Convergence towards democracy
An overriding political sentiment expressed in the U.S. and frequently elsewhere says as China becomes increasingly wealthier, it will only naturally become increasingly more democratic. Fingleton dissects Thomas Friedman on this account, and defines Friedman's pattern as "the more controversial or implausible his conclusions, the less substantiation he feels is needed." [At this point, I began to appreciate Fingleton much more.] Within what Fingleton labels the Confucian work ethic, this will not happen, as the workers remain compliant to the authorities through many devices of blackmail, bribery, threats, and a system of law that is complex and used mainly for control of the population.
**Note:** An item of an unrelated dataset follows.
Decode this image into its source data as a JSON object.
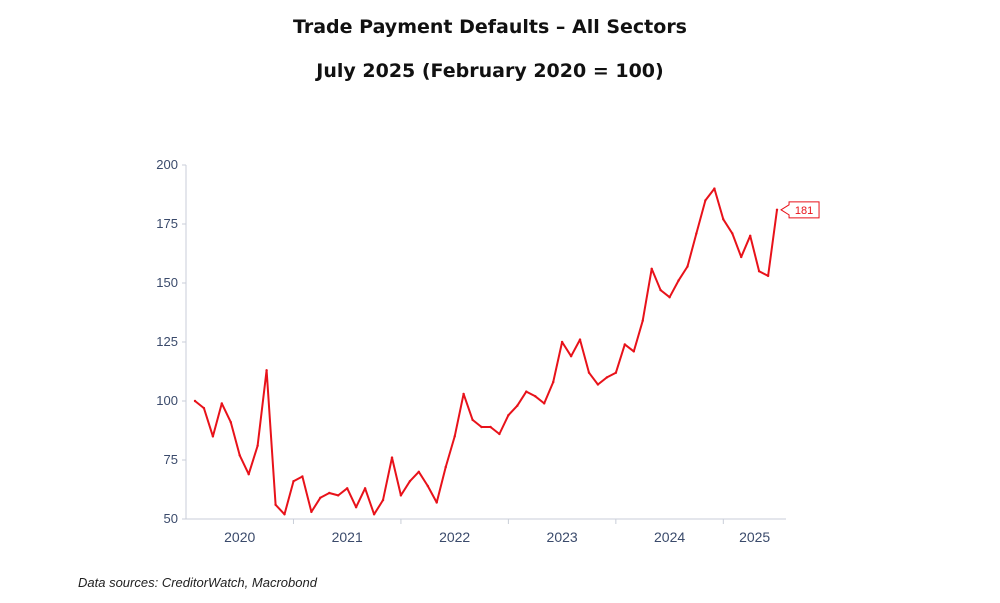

That in itself should be no surprise to those who watch how China operates within its domestic realm, but the U.S. corporations continue to foster the line that China is opening up, that things are getting progressively better, that more companies should operate in China - in essence becoming compliant themselves to the political demands of the Chinese hierarchy.
Savings and Debt
Another feature of Fingleton's thesis is the comparison of the forced savings - or "suppressed consumption" - domestically in China, and the all too eager and gross consumption of the U.S. The savings domestically are forced by trade tariffs against cheap imports, the guarded lower evaluation of the currency, the high cartel prices put on local sales, and a banking system that denies credit for property and consumer goods. In other words, in order to buy something, the Chinese have to save long and hard for it, thus providing large amounts of capital for investment in local businesses as well as guaranteeing high profits for businesses making them more competitive abroad.
The U.S. domestic market operates conversely to this, allowing huge - and obviously unmanageable or at best barely manageable - credit in order to keep the consumptive bubble going. The saving rate is zero or negative (depending on sources), the consumers continue to buy huge quantities of imported goods and the trade deficit balloons. Written before the current debt crisis, the trade deficit and the budget deficit have placed the U.S. in a position in which "The reality is that every dollar America spends in projecting power abroad - indeed every dollar it spends on defense - has to be borrowed abroad."
We now have this amazing intersection of events in which China (and Japan) 'own' the U.S. and have ever increasing power to control it through its financial channels, its "foreign policy will be subject increasingly to a veto in Beijing." While Beijing will not flaunt this, they are certain to use it.
Japan (and Taiwan and Korea)
Fingleton examines the myth of Japanese "Americanization" at the end of World War II, and argues that while Japan superficially ordered its house similar to the U.S., they made sure that political and economic power remained in the hands of the keiretsu, the large business conglomerates and that the population at large, while able to vote, had little to say about the direction of the economy and society in general (which reminds of a saying I heard from several groups of Japanese ESL students that the "nail that stands out gets pounded back down.") Fingleton argues that the Japanese were leaders in exploiting U.S. ignorance and gullibility during the post war years.